Days 23, 24, and 25: Found in No Surprises

During these months, weeks, days, and minutes of being found I keep being reminded of something a dear person prayed over me:

"Jesus, this is not a surprise to you."

Truly, there are absolutely no surprises for Him. None. 

The possible "perfect storm" brewing out in the Atlantic - He sees it coming. He already knows the outcome. The exact path. Every molecule of seawater that it will move. 

The "perfect storms" of relationships, illness, and loss -  He also sees those coming. And He already knows the outcome. The exact path we will take. Every tear we will cry. Every word we will yell. Every cancer cell and healthy cell that chemo will destroy. Every relationship that it will alter. 

These storms often do not meet our expectations of fairness. My human mind cannot reason its way through to understanding the purpose of it all. Asking why and wondering to what end is a normal default. It's how our human minds are trained.

I'm a little over being "normal" by human standards though. Normal has not served me well. Normal reasons, figures out, blames, wallows, turns inward, and becomes a victim. Normal is exhausting.

Instead, I'm craving the foolish default setting. The wisdom of heaven is often seen as foolishness in the eyes of this world. Such foolishness trusts, walks it out, commends, praises, reaches out, and becomes a victor. Foolishness is exhilarating. 
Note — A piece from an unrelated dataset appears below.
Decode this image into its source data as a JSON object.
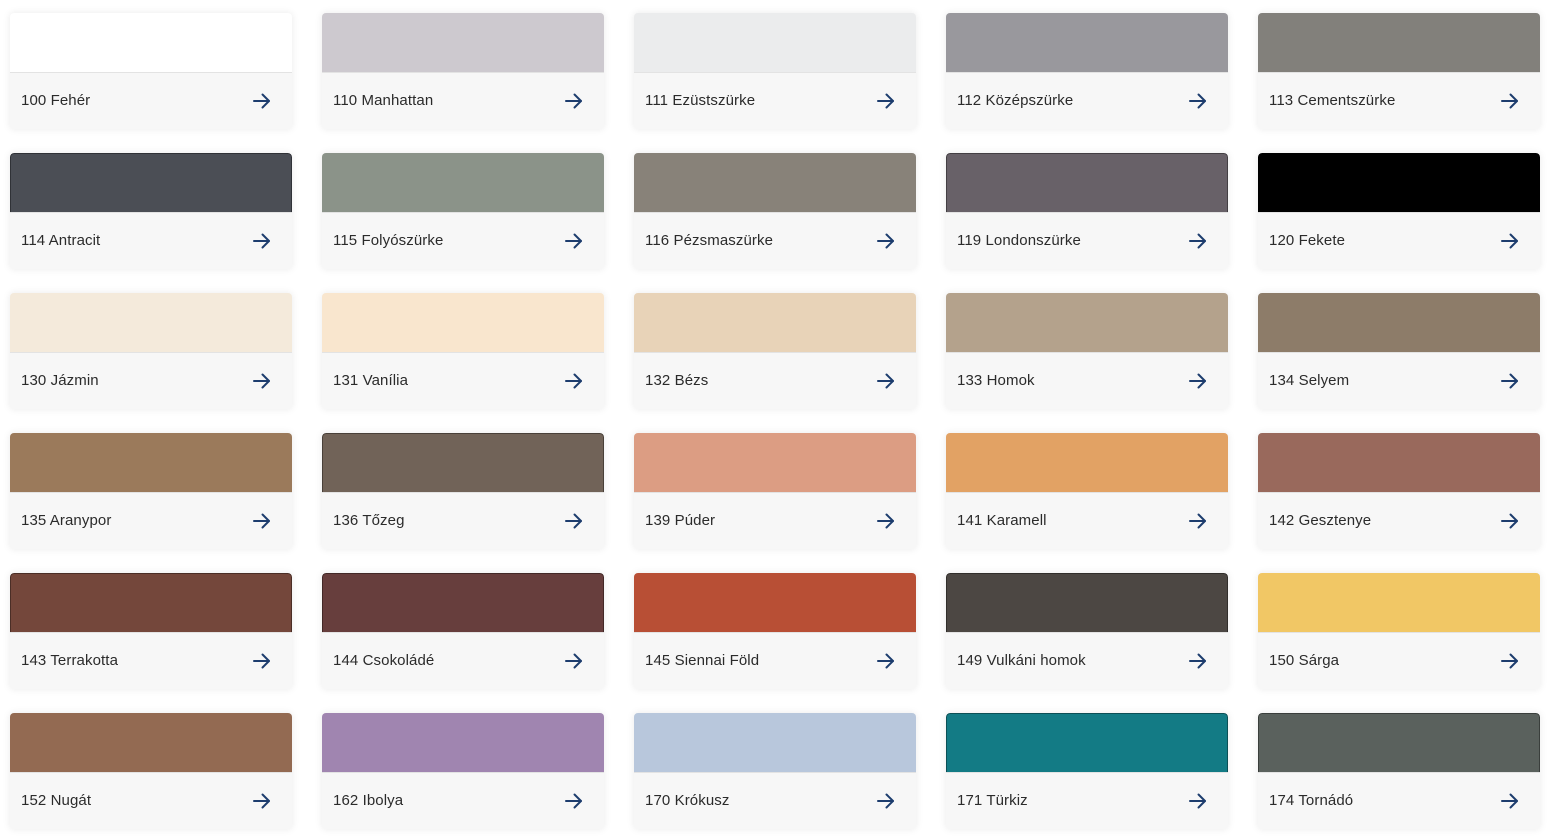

Now please understand, I am by no means an expert on embracing the foolish and forsaking the normal. No, I'm just learning these lessons. And I will continue to learn them for the rest of this earthly life. But in the moments of clarity when I listen long enough to hear Him whisper, "I'm not surprised by this" I have found the sweetest rest. Instead of dwelling on the circumstance He has reminded me of His indwelling Spirit. And where the Spirit of the Lord is, there is freedom. 

Where is the Spirit of the Lord? In me.
What else is found in that place? Freedom.

So I can live in freedom. 

Freedom.

Freedom from fear, blame, doubt, depression, apathy, rage, malice, and on and on and on and on. 

No matter what storms swirl around me, these things cannot hold me captive. They will not conquer me. I am more than a conquerer. 

He has marked out the race already. No twists, turns, rain, sunshine, valleys, Alp like climbs, speed bumps, or even face plants on the pavement will shock Him. 

And because He is in me... they don't have to shock me either. 

Again, this is a new way of thinking and behaving for me. As I type it I fully expect to trip on my walk back to my car and literally face plant in the parking lot.

But... what if this kind of thinking became our default setting? Can you imagine?